By following an integrated seed-to-fork approach, systematically leveraging the opportunities of digital technologies and engaging consumers in the process of change, EIT Food, together with its partners, will improve nutrition and make the food system resource-efficient, secure, transparent and trustful. EIT Food will boost skills and entrepreneurial spirit in the sector, unlock the potential of small and medium sized enterprises, accelerate innovation, create jobs, benefit business impact and increase global competitiveness.

EIT Food is in a unique position to fulfil its mission, based on the combination of leading committed partners together with significant resources of 1.6 Billion Euro over a period of 7 years.

The programme has some very high-profile partners involved. What role will they play?

The strength of EIT Food is the combination of agro-food start-ups and leading businesses and academia. Our partner network is based on excellence and complementarity not only along the whole value chain, but also consisting of partners from adjacent technologies which are most relevant for the future of the food sector (e.g. digitisation, packaging, robotics). They are all collaborating on the same eye level, and this enables all partners to innovate differently than they have done before.

EIT Food’s strategic agenda was built by all partners. This demonstrates the alignment and commitment of all partners to address the challenges mentioned above.

A good example are our RisingFoodStars. This is a club of start-ups, which are participating in EIT Food activities and projects in the same way as our high-profile partners.

A substantial fund is being established – are you able to share more information about this, when it will be launched officially and who can access/benefit from it?

EIT Food is already established since last year November, 2016. Together with our partners we already build a portfolio of 51 projects, which are addressing the challenges of the food sector I mentioned above – 13 of those are starting as we speak.

The funds for those activities are not only public funds, but our partners themselves are contributing the most of it – as they want to create impact and contribute to address the aforementioned challenges – less than 25% are publically funded.

All players who meet the criteria of excellence, commitment to the strategy/vision and complementarity qualify to become an EIT Food partner – and we have developed a partner’s growth strategy, which we will follow in the years to come.

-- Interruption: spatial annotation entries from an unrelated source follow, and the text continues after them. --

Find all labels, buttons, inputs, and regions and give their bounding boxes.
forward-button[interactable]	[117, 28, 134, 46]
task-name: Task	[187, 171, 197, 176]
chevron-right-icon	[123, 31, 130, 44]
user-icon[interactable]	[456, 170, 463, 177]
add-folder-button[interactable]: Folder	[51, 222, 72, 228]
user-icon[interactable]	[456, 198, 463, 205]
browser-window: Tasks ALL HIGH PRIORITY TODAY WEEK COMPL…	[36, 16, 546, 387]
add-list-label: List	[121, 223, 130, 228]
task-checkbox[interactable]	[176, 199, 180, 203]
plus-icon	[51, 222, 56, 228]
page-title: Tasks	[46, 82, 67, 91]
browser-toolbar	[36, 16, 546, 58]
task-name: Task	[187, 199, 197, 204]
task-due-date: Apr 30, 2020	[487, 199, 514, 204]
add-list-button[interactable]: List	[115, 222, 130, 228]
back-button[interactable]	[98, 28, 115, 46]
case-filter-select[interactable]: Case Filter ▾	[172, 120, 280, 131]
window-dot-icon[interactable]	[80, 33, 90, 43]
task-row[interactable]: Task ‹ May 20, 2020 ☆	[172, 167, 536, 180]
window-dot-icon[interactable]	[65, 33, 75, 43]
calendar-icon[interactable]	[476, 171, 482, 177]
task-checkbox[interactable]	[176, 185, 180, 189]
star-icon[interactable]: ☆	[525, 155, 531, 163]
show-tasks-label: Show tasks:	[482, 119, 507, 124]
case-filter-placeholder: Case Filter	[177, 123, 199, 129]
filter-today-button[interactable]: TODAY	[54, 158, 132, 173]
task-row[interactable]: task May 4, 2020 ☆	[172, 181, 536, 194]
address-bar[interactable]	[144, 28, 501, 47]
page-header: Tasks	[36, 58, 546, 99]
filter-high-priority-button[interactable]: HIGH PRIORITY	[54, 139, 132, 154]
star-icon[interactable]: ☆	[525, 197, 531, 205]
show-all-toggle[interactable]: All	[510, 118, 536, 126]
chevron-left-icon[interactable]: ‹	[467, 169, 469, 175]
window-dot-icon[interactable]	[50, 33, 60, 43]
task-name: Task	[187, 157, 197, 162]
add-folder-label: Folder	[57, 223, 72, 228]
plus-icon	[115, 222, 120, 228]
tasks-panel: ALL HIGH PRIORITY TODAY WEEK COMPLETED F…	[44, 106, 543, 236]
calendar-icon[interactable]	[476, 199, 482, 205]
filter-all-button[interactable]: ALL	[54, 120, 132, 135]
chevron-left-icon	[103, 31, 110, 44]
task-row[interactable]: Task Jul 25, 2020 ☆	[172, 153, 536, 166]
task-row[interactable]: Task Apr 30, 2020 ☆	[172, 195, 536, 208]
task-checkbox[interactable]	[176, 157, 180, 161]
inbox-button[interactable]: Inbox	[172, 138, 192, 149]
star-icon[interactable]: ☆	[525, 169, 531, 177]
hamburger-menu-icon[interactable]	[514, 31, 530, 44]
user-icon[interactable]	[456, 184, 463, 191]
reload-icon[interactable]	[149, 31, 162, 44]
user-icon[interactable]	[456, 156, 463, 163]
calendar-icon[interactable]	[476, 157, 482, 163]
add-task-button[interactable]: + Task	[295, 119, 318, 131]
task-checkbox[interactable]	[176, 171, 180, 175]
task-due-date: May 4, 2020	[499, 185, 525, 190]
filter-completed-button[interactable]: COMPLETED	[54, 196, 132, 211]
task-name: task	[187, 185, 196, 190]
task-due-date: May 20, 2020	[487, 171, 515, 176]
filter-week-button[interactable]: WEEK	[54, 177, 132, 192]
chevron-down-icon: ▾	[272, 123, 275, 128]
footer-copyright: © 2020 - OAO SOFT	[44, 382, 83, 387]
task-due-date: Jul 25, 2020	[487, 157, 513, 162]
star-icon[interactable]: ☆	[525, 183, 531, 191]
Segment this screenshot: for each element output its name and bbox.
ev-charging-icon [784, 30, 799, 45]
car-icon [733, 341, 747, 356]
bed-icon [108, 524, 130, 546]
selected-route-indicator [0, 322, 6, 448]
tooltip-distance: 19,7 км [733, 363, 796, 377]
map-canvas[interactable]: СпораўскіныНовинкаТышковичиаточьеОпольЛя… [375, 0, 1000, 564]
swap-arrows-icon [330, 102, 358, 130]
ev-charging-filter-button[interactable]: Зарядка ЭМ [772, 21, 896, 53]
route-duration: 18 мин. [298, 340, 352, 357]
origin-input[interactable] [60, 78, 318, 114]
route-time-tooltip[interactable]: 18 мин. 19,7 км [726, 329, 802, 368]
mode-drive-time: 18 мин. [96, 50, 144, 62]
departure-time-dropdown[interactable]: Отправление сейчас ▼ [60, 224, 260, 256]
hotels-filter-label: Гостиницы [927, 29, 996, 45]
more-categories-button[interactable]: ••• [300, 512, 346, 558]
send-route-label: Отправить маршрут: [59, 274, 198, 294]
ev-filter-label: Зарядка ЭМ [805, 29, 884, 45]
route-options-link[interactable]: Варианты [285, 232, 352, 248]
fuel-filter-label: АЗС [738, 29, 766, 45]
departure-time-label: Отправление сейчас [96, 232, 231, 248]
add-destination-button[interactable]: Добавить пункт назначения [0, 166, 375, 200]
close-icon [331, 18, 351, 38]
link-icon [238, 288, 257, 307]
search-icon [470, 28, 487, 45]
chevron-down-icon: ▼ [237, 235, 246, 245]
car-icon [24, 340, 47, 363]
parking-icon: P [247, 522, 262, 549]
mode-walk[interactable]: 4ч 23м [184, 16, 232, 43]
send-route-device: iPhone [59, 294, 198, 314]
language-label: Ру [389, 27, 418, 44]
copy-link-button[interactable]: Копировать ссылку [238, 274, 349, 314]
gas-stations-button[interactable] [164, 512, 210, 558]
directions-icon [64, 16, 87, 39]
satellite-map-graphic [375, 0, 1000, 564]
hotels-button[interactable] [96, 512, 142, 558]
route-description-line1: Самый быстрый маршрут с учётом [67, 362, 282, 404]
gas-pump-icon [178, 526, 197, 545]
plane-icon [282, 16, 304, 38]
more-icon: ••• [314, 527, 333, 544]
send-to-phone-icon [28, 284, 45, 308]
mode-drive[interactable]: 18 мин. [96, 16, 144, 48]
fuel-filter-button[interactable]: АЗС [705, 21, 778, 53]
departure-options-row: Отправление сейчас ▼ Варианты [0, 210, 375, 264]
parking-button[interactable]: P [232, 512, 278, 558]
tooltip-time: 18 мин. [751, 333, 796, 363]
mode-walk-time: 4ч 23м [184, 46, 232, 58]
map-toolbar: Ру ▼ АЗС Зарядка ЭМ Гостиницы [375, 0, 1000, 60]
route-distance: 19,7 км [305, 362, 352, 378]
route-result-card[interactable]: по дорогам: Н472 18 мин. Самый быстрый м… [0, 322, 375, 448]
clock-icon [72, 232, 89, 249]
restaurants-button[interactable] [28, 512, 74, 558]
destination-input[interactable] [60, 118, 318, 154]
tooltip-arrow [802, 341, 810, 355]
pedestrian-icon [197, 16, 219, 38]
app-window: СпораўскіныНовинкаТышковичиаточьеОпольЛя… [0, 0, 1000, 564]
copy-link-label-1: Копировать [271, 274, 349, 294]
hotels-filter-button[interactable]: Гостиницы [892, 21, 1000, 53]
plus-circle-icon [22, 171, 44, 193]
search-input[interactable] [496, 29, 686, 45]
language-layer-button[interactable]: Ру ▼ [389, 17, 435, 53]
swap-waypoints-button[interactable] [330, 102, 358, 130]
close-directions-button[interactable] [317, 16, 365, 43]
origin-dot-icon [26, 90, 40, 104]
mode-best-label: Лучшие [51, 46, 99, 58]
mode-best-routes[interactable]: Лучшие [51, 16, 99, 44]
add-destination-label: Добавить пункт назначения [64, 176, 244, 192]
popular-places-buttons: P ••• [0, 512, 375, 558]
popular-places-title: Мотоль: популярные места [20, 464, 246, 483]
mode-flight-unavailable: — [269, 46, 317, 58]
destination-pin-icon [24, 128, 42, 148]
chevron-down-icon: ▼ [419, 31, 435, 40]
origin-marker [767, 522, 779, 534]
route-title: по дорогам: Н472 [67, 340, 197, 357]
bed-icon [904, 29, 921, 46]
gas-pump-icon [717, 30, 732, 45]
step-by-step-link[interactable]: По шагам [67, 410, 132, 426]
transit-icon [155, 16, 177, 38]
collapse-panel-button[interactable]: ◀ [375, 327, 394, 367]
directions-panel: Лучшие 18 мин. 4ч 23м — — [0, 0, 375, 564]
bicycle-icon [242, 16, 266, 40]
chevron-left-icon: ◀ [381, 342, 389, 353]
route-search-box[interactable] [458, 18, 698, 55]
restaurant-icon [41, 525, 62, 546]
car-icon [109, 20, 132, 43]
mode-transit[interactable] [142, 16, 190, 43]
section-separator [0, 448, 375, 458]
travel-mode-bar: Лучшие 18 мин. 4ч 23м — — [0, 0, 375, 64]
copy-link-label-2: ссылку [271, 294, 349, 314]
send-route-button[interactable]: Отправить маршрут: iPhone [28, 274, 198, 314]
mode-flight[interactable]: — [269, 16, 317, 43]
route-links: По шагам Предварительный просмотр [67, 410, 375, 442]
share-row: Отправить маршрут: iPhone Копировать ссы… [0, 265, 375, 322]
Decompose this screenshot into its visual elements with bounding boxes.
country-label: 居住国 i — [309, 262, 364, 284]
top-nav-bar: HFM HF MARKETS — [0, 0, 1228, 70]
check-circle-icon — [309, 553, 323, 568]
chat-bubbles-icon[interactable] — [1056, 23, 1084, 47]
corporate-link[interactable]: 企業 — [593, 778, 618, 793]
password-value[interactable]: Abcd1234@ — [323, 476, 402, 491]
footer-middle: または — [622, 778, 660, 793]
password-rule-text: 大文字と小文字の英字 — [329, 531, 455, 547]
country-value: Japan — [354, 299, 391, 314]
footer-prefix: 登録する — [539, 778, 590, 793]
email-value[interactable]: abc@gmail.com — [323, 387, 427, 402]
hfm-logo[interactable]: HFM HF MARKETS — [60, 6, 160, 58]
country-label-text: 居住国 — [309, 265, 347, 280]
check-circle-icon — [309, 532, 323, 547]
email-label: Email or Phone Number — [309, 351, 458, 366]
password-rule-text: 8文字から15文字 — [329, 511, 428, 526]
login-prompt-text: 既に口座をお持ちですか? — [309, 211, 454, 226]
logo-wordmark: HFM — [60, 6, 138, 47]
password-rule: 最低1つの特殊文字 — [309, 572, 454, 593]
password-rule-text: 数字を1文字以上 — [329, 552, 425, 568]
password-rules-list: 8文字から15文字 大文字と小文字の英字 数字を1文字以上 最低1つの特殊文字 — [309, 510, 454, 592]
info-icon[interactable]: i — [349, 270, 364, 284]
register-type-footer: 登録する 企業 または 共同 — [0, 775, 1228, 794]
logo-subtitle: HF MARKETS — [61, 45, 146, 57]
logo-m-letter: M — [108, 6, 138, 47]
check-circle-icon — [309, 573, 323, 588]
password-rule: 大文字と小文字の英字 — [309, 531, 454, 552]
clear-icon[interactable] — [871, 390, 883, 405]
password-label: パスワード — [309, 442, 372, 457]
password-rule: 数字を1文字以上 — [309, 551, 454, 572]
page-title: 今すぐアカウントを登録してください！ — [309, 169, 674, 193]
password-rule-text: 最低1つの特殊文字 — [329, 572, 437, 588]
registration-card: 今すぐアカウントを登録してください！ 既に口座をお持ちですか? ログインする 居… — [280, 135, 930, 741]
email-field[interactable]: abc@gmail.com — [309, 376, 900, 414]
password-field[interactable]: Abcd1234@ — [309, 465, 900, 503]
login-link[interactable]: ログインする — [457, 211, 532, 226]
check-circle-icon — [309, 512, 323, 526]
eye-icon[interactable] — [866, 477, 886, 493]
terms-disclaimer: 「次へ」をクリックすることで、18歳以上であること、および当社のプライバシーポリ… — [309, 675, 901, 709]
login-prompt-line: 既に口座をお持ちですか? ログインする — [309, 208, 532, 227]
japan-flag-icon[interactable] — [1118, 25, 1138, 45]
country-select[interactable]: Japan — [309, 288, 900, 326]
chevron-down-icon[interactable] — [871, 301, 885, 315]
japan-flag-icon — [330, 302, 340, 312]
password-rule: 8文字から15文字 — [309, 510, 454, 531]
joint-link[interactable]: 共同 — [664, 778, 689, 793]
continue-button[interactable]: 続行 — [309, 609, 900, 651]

Let me be clear about one thing; the real benefactor of EIT Food will be the consumer. It will be you, me and everybody reading this interview – and therefore EIT Food will establish close collaboration with the consumer, me and you.

What are your plans for EIT Food over the next 12 months, and why is the Future Food Tech Summit important to this strategy? What are the biggest challenges facing this programme?

EIT Food clearly is focused on impact and understands itself not as a classical funding organisation – approving and executing projects.

We are almost a startup ourselves, and we are not even one year old. After we have developed our strategic agenda for the next 7 years and our business plan for 2018, it is now time to implement and execute.

Our program is quite ambitious as well as broad, and this may be perceived as a challenge. Therefore it is great to experience the commitment and the enthusiasm of our partners, which creates the entrepreneurial spirit, which is required to develop new product, new technologies, support start-ups, train your entrepreneurs and professionals, and most importantly collaborate with the consumer as she and he is at the centre of EIT Food.